During the first lunar day (14 days in length), the lander and the rover photographed each other, and a camera installed on the top of the lander took 360-degree panoramic photos of the surrounding of the probe.

The Chang’e-4 mission carries four payloads developed by the Netherlands, Germany, Sweden and Saudi Arabia.

Scientific tasks of the farside exploration include low-frequency radio astronomical observation, surveying the terrain and landforms, detecting the mineral composition and shallow lunar surface structure, and measuring neutron radiation and neutral atoms.

Soviet Lunokhod rover
Credit: NASA/GSFC/Arizona State University

 

 

Washout

Yutu-2’s on again/off again surface treks sparked a comment from Ron Creel, Apollo Lunar Roving Vehicle Team Member.

“The ‘Lunar Nap’ that the Chinese vehicles are taking is most likely caused by ‘washout’ of visibility of lunar terrain for driving at times near lunar noon,” Creel told Inside Outer Space.

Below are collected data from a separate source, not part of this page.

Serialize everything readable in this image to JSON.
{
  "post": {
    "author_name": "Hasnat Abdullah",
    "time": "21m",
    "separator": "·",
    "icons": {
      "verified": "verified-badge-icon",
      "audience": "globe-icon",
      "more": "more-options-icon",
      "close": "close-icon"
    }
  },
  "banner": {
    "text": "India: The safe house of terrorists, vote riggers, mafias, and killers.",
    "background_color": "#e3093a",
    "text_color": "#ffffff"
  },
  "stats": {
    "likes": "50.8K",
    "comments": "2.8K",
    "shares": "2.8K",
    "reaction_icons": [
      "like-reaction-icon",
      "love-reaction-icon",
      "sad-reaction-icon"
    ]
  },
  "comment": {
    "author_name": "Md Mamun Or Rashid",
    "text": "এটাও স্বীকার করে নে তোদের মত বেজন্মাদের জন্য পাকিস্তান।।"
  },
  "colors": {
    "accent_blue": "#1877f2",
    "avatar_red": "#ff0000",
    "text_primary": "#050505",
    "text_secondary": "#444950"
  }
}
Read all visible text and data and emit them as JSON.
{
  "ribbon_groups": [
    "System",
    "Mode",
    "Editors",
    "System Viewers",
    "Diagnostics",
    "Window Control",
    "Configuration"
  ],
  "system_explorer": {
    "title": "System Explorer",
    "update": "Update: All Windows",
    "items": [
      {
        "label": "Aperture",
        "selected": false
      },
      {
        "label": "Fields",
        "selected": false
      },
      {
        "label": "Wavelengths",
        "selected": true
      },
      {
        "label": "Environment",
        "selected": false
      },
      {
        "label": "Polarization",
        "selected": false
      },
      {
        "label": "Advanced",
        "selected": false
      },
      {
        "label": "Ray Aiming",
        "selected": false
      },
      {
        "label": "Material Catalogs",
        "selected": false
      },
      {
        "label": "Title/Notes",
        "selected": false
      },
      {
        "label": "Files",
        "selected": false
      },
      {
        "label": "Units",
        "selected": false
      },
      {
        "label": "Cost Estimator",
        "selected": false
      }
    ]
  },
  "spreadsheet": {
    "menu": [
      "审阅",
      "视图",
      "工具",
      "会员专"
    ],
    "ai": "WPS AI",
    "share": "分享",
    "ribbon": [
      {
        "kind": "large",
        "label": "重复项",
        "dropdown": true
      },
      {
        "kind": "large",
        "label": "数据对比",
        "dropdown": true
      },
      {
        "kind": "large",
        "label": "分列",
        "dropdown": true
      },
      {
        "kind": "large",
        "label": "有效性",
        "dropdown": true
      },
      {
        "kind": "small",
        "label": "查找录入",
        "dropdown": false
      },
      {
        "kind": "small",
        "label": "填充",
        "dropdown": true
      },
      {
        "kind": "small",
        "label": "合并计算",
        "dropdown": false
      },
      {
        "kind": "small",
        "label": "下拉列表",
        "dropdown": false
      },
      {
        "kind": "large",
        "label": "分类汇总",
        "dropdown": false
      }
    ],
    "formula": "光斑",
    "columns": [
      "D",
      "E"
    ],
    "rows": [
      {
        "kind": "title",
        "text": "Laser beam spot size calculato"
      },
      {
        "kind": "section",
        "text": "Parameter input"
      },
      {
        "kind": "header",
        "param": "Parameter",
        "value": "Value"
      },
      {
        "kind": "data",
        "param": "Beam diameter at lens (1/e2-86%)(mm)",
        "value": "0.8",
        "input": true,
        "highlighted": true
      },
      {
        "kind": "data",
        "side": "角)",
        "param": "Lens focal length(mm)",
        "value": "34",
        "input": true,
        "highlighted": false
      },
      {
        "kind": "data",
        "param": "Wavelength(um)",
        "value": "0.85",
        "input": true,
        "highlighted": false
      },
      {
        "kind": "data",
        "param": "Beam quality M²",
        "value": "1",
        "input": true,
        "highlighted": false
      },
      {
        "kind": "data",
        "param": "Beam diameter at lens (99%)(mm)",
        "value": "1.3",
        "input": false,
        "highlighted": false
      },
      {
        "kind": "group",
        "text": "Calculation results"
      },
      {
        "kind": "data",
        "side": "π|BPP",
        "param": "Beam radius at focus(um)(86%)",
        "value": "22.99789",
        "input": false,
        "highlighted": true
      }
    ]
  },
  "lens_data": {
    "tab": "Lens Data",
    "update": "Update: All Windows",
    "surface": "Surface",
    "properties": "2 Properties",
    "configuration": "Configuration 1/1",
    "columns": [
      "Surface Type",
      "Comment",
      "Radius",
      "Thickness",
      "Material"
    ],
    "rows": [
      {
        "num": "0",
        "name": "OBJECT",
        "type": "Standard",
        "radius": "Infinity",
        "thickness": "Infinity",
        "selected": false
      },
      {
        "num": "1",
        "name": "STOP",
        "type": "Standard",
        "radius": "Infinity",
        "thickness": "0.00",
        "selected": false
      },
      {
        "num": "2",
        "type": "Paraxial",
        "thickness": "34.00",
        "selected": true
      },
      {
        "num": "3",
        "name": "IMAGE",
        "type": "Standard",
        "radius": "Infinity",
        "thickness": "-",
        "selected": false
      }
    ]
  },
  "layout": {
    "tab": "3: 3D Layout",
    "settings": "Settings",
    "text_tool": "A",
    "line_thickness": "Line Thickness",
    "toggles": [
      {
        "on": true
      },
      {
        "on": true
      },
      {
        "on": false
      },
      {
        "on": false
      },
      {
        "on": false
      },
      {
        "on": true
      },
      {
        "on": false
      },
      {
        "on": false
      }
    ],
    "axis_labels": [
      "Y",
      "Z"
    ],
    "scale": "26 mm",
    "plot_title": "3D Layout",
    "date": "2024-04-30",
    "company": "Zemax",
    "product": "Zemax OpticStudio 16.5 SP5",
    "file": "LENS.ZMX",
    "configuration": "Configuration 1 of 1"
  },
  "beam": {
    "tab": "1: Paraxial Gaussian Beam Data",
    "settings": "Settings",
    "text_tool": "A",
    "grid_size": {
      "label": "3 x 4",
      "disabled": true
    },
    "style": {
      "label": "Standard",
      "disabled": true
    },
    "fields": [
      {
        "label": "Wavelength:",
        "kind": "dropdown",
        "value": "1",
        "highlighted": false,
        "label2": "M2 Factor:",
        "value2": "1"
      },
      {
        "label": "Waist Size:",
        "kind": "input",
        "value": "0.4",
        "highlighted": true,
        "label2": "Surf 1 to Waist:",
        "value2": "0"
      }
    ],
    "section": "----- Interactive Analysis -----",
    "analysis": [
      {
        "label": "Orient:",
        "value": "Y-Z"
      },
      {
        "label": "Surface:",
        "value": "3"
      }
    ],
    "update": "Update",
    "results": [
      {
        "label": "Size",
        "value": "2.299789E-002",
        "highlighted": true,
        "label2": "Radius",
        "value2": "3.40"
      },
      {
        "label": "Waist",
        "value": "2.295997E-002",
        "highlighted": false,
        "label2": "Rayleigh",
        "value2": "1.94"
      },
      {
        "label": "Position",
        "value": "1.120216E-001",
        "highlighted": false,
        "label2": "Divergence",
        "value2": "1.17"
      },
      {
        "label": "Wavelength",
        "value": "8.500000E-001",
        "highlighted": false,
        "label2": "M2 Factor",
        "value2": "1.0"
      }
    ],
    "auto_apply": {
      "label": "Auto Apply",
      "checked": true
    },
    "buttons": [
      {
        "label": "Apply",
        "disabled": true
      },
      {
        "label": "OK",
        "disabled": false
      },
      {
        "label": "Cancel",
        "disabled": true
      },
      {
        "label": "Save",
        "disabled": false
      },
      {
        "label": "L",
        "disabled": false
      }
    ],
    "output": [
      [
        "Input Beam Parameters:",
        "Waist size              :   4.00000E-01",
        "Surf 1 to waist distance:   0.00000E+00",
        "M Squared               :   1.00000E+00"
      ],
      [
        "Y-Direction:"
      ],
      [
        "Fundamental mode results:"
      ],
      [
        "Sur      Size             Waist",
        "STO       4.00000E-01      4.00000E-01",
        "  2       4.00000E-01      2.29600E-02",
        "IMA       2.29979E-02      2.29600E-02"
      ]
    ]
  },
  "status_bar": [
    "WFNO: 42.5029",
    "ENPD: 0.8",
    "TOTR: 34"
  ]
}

“This is what the Russians have shared with me that they also had to do the same driving pauses with their Lunokhods,” Creel advised. The former Soviet Union’s Lunokhod 1 rover was the first of two robotic lunar rovers that successfully landed on the Moon. It surveyed the Sea of Rains in 1970-1971. Lunokhod 2 wheeled about in Le Monnier crater in 1973.